National Endowment for the Arts - The Big Read
Old School

Old School

by Tobias Wolff

There is a need in us for exactly what literature can give, which is a sense of who we are… a sense of the workings of what we used to call the soul.


Teachers may consider the ways in which these activities may be linked to other Big Read community events. Most of these projects could be shared at a local library, a student assembly, or a bookstore.

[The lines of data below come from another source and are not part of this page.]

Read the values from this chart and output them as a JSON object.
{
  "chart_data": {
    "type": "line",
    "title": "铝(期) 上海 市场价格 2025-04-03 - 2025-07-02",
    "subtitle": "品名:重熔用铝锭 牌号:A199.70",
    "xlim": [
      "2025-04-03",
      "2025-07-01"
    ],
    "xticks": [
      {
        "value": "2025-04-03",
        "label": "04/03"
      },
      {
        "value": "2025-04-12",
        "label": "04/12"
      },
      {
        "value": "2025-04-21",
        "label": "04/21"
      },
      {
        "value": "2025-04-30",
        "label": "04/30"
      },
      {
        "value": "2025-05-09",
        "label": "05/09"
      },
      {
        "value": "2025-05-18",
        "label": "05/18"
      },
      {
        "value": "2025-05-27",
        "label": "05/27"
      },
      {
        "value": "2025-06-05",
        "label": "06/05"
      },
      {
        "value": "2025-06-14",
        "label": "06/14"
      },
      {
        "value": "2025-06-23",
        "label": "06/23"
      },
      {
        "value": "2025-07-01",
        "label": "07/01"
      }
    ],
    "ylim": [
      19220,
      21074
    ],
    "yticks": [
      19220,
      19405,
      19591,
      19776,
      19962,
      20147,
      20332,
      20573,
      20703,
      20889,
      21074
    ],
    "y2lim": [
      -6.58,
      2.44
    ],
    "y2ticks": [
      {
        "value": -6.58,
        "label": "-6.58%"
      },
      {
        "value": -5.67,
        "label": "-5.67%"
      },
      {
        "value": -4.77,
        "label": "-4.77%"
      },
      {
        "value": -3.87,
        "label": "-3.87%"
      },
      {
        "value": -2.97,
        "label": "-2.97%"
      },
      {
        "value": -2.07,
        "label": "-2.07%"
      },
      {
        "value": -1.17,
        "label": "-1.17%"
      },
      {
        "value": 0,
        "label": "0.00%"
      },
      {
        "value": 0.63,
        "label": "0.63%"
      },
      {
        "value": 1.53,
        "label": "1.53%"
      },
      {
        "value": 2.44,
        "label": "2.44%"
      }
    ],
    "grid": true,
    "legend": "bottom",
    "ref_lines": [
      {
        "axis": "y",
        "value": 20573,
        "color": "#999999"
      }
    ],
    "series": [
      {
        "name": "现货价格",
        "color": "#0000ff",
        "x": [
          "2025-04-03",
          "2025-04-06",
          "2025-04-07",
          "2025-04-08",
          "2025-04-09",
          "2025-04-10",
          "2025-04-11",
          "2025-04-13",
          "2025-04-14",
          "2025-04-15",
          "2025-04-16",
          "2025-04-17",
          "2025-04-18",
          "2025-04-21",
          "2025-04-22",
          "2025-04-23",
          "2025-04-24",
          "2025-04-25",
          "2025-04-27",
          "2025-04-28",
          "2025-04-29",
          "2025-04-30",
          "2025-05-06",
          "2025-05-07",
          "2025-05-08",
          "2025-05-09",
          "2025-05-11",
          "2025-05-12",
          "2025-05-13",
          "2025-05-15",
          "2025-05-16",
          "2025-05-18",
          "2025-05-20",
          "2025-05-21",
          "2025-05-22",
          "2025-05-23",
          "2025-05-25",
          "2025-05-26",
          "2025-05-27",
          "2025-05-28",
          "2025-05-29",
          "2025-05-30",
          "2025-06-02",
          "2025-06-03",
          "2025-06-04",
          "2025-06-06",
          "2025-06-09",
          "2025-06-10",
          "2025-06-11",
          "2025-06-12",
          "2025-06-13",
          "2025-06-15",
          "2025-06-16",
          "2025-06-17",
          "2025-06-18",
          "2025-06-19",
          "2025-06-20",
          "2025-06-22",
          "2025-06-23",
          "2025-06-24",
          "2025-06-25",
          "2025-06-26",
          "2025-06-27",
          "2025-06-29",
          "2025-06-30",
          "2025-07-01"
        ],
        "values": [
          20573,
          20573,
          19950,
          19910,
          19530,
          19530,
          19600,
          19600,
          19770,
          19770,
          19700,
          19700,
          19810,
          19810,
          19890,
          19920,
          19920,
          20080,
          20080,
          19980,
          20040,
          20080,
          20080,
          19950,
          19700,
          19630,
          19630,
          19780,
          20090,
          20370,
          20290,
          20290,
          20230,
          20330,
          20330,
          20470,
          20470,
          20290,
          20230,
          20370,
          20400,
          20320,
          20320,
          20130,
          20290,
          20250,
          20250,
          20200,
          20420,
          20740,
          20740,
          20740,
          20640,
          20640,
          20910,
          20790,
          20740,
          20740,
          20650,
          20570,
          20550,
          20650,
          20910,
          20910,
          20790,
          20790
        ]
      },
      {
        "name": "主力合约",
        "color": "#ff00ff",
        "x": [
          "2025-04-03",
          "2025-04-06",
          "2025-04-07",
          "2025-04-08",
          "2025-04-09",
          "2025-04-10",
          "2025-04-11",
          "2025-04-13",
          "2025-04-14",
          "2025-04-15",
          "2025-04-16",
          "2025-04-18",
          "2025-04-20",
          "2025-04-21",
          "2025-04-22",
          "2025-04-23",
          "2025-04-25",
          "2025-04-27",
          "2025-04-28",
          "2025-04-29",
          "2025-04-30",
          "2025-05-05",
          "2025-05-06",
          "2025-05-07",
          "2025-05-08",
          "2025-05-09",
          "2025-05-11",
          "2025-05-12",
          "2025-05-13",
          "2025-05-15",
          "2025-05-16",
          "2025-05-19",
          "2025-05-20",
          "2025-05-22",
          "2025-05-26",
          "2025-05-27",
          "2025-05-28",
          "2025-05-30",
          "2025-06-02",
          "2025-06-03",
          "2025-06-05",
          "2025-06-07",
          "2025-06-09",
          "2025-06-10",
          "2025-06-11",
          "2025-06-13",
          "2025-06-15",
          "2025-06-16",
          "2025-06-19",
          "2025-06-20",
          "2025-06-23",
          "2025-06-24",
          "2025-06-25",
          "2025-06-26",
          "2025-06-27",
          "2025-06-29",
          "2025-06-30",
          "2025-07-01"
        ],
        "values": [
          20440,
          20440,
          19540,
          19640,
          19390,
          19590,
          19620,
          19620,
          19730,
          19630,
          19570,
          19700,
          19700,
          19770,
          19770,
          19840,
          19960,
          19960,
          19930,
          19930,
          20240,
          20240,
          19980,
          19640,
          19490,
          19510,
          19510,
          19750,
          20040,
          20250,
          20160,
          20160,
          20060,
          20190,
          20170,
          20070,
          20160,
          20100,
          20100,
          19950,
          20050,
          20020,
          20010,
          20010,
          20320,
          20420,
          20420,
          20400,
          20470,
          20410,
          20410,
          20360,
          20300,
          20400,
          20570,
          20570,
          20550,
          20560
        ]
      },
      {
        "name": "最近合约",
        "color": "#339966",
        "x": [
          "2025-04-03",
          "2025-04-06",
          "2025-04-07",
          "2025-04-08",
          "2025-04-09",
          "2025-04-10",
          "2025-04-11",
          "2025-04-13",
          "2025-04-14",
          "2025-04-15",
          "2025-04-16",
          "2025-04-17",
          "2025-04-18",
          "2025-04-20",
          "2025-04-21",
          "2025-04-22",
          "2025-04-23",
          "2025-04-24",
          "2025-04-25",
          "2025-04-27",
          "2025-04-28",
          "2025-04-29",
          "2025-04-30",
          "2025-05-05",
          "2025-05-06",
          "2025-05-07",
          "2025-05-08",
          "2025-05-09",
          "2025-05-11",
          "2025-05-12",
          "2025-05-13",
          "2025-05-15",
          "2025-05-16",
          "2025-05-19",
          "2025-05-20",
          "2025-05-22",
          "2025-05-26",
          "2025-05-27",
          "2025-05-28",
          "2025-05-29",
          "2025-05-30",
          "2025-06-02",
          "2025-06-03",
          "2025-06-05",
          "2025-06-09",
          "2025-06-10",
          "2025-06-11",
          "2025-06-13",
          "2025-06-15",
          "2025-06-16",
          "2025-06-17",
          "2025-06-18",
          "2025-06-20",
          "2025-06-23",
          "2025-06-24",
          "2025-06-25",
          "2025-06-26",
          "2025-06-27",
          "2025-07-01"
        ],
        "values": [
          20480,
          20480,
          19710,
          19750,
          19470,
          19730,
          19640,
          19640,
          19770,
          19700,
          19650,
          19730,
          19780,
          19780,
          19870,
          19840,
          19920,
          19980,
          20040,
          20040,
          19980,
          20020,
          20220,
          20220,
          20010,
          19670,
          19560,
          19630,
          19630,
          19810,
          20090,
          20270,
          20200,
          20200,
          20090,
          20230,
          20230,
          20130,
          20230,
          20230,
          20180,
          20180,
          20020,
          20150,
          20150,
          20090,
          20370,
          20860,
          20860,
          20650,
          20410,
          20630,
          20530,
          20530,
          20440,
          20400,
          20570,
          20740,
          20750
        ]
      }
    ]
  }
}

  1. Show the class a film set at a prep school — A Separate Peace (1972), Dead Poets Society (1989), School Ties (1992), or The Emperor's Club (2002). How does the movie's portrayal of the prep school experience compare with that of the novel?
  2. On page 29 the narrator tells the story of the Blaine Boys. Are there any interesting stories in your school's history? Research the school's background and make a public presentation of your findings, with illustrations if possible.
  3. Divide the class into three groups and have each group prepare a presentation on one of the three real-life authors who figure in the novel. Each presentation should include biography, photographs and other illustrations, a display of books by the author, and the reading of excerpts from the author's work.
  4. Show your class the 1949 film of The Fountainhead, starring Gary Cooper and Patricia Neal. Following the screening, lead a class discussion to explore how well the movie matches up with the portrayal of Rand in Old School. (Research the degree of Rand's participation in the making of the film and what she thought of the finished product.)
  5. Have a drama day in class. Divide the class into four groups, and have each group prepare and mount a staged version of one of the following: Frost's "Death of the Hired Man," published in North of Boston (1914); Hemingway's "Hills Like White Elephants," published in Men Without Women (1927); a scene from Rand's play Night of January 16th (1934); or the expulsion scene from Old School.